Sturm–Liouville theory - show that the linear operator is self-adjoint.

The goal of this post is to document my derivation that the linear operator for the Sturm Liouville theory is actually self-adjoint

The differential equation is

$\frac{d}{dx}(p(x) \frac{d}{dx}y) + (\lambda w(x) + q(x))y = 0$

Rearranging, we can write this as an eigenvalue problem as follow:

$\frac{d}{dx}(p \frac{d}{dx}y) + qy = -\lambda w y$

$\frac{1}{w}(\frac{d}{dx}(p \frac{d}{dx}y) + qy) = -\lambda y$

Define the operator $L = \frac{1}{w}(\frac{d}{dx}(p \frac{d}{dx}) + q)$, it is trivial to verify the operator is linear.

Consider the function space with inner product defined as $<a, b> = \int a b w dx$, we wanted to verify the operator $L$ is self-adjoint in this space, in other words, $<As, t> = <s, At>$.

$\begin{eqnarray*} <As, t> &=& \int \frac{1}{w}(\frac{d}{dx}(p \frac{d}{dx}s) + qs) t w dx \\ &=& \int (\frac{d}{dx}(p \frac{d}{dx}s) + qs) t dx \\ &=& \int \frac{d}{dx}(p \frac{d}{dx}s)t dx + \int qst dx \end{eqnarray*}$.
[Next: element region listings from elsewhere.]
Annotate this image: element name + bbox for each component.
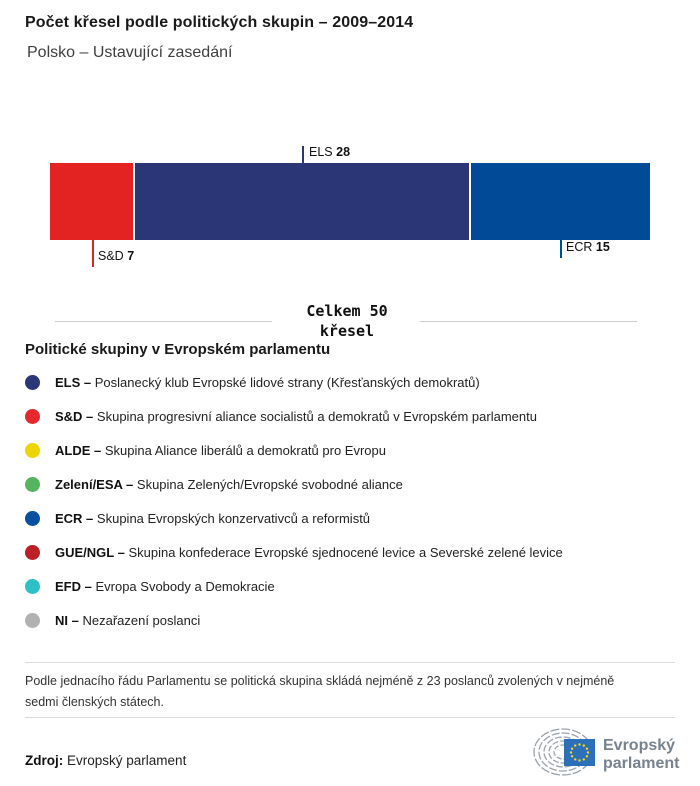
source-line: Zdroj: Evropský parlament <box>25 753 186 768</box>
legend-desc: Skupina progresivní aliance socialistů a… <box>96 408 537 424</box>
page-title: Počet křesel podle politických skupin – … <box>25 14 414 31</box>
legend-label: ELS – Poslanecký klub Evropské lidové st… <box>55 375 480 390</box>
legend-desc: Evropa Svobody a Demokracie <box>95 578 275 594</box>
legend-label: EFD – Evropa Svobody a Demokracie <box>55 579 275 594</box>
els-color-dot <box>25 374 40 390</box>
legend-desc: Skupina Zelených/Evropské svobodné alian… <box>136 476 403 492</box>
sd-callout-tick <box>92 240 94 267</box>
legend-desc: Skupina Aliance liberálů a demokratů pro… <box>104 442 386 458</box>
ecr-name: ECR <box>566 240 593 254</box>
legend-item-gue-ngl: GUE/NGL – Skupina konfederace Evropské s… <box>25 544 563 560</box>
total-line2: křesel <box>319 322 375 340</box>
stacked-seat-bar <box>50 163 650 240</box>
total-seats: Celkem 50 křesel <box>247 301 447 341</box>
legend-item-zeleni-esa: Zelení/ESA – Skupina Zelených/Evropské s… <box>25 476 403 492</box>
legend-item-ni: NI – Nezařazení poslanci <box>25 612 200 628</box>
legend-item-alde: ALDE – Skupina Aliance liberálů a demokr… <box>25 442 386 458</box>
legend-abbr: EFD – <box>55 578 92 594</box>
ecr-callout-label: ECR 15 <box>566 240 610 254</box>
ecr-value: 15 <box>595 240 610 254</box>
legend-label: S&D – Skupina progresivní aliance social… <box>55 409 537 424</box>
legend-desc: Nezařazení poslanci <box>82 612 201 628</box>
legend-item-ecr: ECR – Skupina Evropských konzervativců a… <box>25 510 370 526</box>
bar-segment-sd <box>50 163 134 240</box>
els-value: 28 <box>336 145 351 159</box>
ni-color-dot <box>25 612 40 628</box>
efd-color-dot <box>25 578 40 594</box>
ecr-callout-tick <box>560 240 562 258</box>
sd-name: S&D <box>98 249 124 263</box>
els-callout-label: ELS 28 <box>309 145 350 159</box>
bar-segment-ecr <box>471 163 650 240</box>
source-label: Zdroj: <box>25 753 64 768</box>
gue-ngl-color-dot <box>25 544 40 560</box>
legend-desc: Skupina konfederace Evropské sjednocené … <box>128 544 563 560</box>
total-line1: Celkem 50 <box>306 302 388 320</box>
bar-segment-els <box>135 163 470 240</box>
sd-value: 7 <box>127 249 135 263</box>
logo-text-line1: Evropský <box>603 737 675 754</box>
legend-label: Zelení/ESA – Skupina Zelených/Evropské s… <box>55 477 403 492</box>
source-value: Evropský parlament <box>67 753 187 768</box>
divider <box>25 662 675 663</box>
sd-callout-label: S&D 7 <box>98 249 134 263</box>
legend-abbr: GUE/NGL – <box>55 544 125 560</box>
footnote: Podle jednacího řádu Parlamentu se polit… <box>25 674 615 709</box>
legend-heading: Politické skupiny v Evropském parlamentu <box>25 341 331 358</box>
sd-color-dot <box>25 408 40 424</box>
els-name: ELS <box>309 145 333 159</box>
logo-text-line2: parlament <box>603 755 680 772</box>
total-rule-left <box>55 321 272 322</box>
els-callout-tick <box>302 146 304 163</box>
legend-abbr: ELS – <box>55 374 92 390</box>
legend-item-sd: S&D – Skupina progresivní aliance social… <box>25 408 537 424</box>
legend-label: ALDE – Skupina Aliance liberálů a demokr… <box>55 443 386 458</box>
eu-stars-icon <box>569 743 590 762</box>
legend-desc: Poslanecký klub Evropské lidové strany (… <box>94 374 480 390</box>
legend-label: NI – Nezařazení poslanci <box>55 613 200 628</box>
legend-abbr: S&D – <box>55 408 94 424</box>
legend-abbr: ECR – <box>55 510 94 526</box>
european-parliament-logo: Evropský parlament <box>533 728 680 776</box>
divider <box>25 717 675 718</box>
eu-flag-icon <box>564 739 595 766</box>
legend-abbr: Zelení/ESA – <box>55 476 134 492</box>
ecr-color-dot <box>25 510 40 526</box>
legend-abbr: NI – <box>55 612 79 628</box>
legend-abbr: ALDE – <box>55 442 102 458</box>
legend-desc: Skupina Evropských konzervativců a refor… <box>96 510 371 526</box>
zeleni-esa-color-dot <box>25 476 40 492</box>
alde-color-dot <box>25 442 40 458</box>
legend-label: ECR – Skupina Evropských konzervativců a… <box>55 511 370 526</box>
total-rule-right <box>420 321 637 322</box>
legend-label: GUE/NGL – Skupina konfederace Evropské s… <box>55 545 563 560</box>
legend-item-efd: EFD – Evropa Svobody a Demokracie <box>25 578 275 594</box>
page-subtitle: Polsko – Ustavující zasedání <box>27 44 233 61</box>
legend-item-els: ELS – Poslanecký klub Evropské lidové st… <box>25 374 480 390</box>
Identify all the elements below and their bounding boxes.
Similarly we can write the other side as

$\begin{eqnarray*} <s, At> &=& \int \frac{1}{w}(\frac{d}{dx}(p \frac{d}{dx}t) + qt) s w dx \\ &=& \int (\frac{d}{dx}(p \frac{d}{dx}t) + qt) s dx \\ &=& \int \frac{d}{dx}(p \frac{d}{dx}t)s dx + \int qts dx \end{eqnarray*}$.

So all we needed to prove is $\int (ps')'t dx = \int (pt')'s dx$, we do that using integration by part:

$\begin{eqnarray*} & & \int (ps')'t dx \\ &=& \int t d(ps') dx \\ &=& ps't - \int ps' dt \\ &=& ps't - \int ps't' dx \\ &=& ps't - \int pt' ds \\ &=& ps't -pt's + \int s d(pt') \\ &=& ps't -pt's + \int (pt')' s dx \\ \end{eqnarray*}$.

So we need to show $ps't - pt's = 0$. This should come from the boundary conditions, which is not specified here. The boundary of a Sturm Liouville problem should satisfy this. For example, $p(x) = 0$ for the Legendre's problem at the boundary.